The overall thrust of Mr Daoud's comments is clear enough. It was Prime Minister Allawi who quashed any suggestion of a release or a deal. He had re-asserted his authority over the government.
To release or not to release was a matter of dispute within the interim government, not a question of Iraq versus the US.
Strong leader emerging
There is no particular surprise about this.
In an article in the latest edition of The New York Review of Books, a former senior US diplomat Peter W Galbraith, and now senior diplomatic fellow at the Center for Arms Control and Non-Proliferation, described Iyad Allawi as "America's man in Iraq".
"The interim prime minister, a Shiite [Shia], is tough, pro-American, but not visibly subservient.

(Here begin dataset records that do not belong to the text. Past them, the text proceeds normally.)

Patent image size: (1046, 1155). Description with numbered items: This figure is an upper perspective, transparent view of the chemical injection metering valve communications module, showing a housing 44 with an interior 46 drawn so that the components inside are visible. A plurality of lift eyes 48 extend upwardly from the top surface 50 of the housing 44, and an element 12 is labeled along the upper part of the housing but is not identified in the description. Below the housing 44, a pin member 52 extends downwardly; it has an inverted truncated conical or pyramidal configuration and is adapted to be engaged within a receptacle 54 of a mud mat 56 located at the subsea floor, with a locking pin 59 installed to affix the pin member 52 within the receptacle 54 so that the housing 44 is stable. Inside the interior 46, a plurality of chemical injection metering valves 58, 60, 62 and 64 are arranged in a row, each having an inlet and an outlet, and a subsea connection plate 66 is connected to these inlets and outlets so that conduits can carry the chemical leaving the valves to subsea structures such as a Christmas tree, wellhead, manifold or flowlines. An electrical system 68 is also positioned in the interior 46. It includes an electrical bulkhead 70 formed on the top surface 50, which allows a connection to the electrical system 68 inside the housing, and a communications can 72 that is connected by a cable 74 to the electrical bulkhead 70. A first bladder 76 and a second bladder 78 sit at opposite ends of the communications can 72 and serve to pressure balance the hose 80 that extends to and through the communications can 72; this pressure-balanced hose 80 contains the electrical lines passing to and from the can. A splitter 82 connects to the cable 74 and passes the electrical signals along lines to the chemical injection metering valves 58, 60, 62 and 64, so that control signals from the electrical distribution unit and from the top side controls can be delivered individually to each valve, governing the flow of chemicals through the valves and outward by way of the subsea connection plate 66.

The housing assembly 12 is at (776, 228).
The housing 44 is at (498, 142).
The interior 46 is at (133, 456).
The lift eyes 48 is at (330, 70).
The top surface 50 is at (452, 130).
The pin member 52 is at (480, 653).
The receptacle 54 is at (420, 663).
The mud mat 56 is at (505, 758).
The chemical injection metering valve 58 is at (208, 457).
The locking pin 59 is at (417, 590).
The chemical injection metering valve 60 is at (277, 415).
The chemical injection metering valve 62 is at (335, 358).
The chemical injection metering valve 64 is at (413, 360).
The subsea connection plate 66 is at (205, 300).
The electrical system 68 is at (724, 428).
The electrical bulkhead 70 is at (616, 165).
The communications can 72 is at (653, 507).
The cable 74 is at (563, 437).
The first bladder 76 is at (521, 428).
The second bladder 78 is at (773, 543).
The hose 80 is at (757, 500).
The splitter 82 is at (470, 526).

He is determined to take on the responsibility of fighting the insurgents, whether Sunni or Shiite, and prepared to be as ruthless as necessary to win," he wrote.
The reality is that the much-feared tension between the hawkish US ambassador to Iraq John Negroponte and aggressive US military on the one side and the more moderate Iraqi government on the other has not come to pass.
This is because Iyad Allawi is just as tough as the Americans.
The attacks on the city of Falluja for example have continued.
He can bring something else of course which the Americans cannot. He can bring his political and personal influence to bear. He negotiated with the Shias rebelling in the south while holding the big stick of the US military in readiness.
He has spoken to prominent figures in the areas where US troops cannot go, while showing readiness to accept US air strikes where felt necessary.
Tough enough for office
What he cannot afford to do is to show weakness towards the man believed to be behind the kidnappings, Abu Musab al-Zarqawi. Indeed, Zarqawi is reckoned to be the man who actually cuts the heads off his victims.
There have been those who predicted that out of the chaos in Iraq, a strongman would emerge. History demonstrates that as well. Edmund Burke predicted the rise of a Napoleon Bonaparte when the French Revolution descended into anarchy.
In Iraq, it is not supposed to happen. The leader is supposed to be democratically elected. Elections are due in January for a transitional government, which will draw up a new constitution for the holding of full elections by the end of 2005.
Mr Allawi has not said that he will stand. But his actions indicate that he does not mind the pressures of office.
Whether his policies will work is quite another matter,
Peter Galbraith, who helped reveal Saddam Hussein's repression of the Kurds in the 1980s, has been pessimistic about Iraq before. He is even more pessimistic now and wrote in his article:
"In the May 13 issue of The New York Review of Books, I argued that the breakup of Iraq seemed more likely than a successful transition to a centralized democracy. I suggested that Iraq can be held together only as a loose federation.
"Subsequent events make such a breakup more likely than ever."
Mr Allawi would disagree and is trying to prove such prophesying wrong.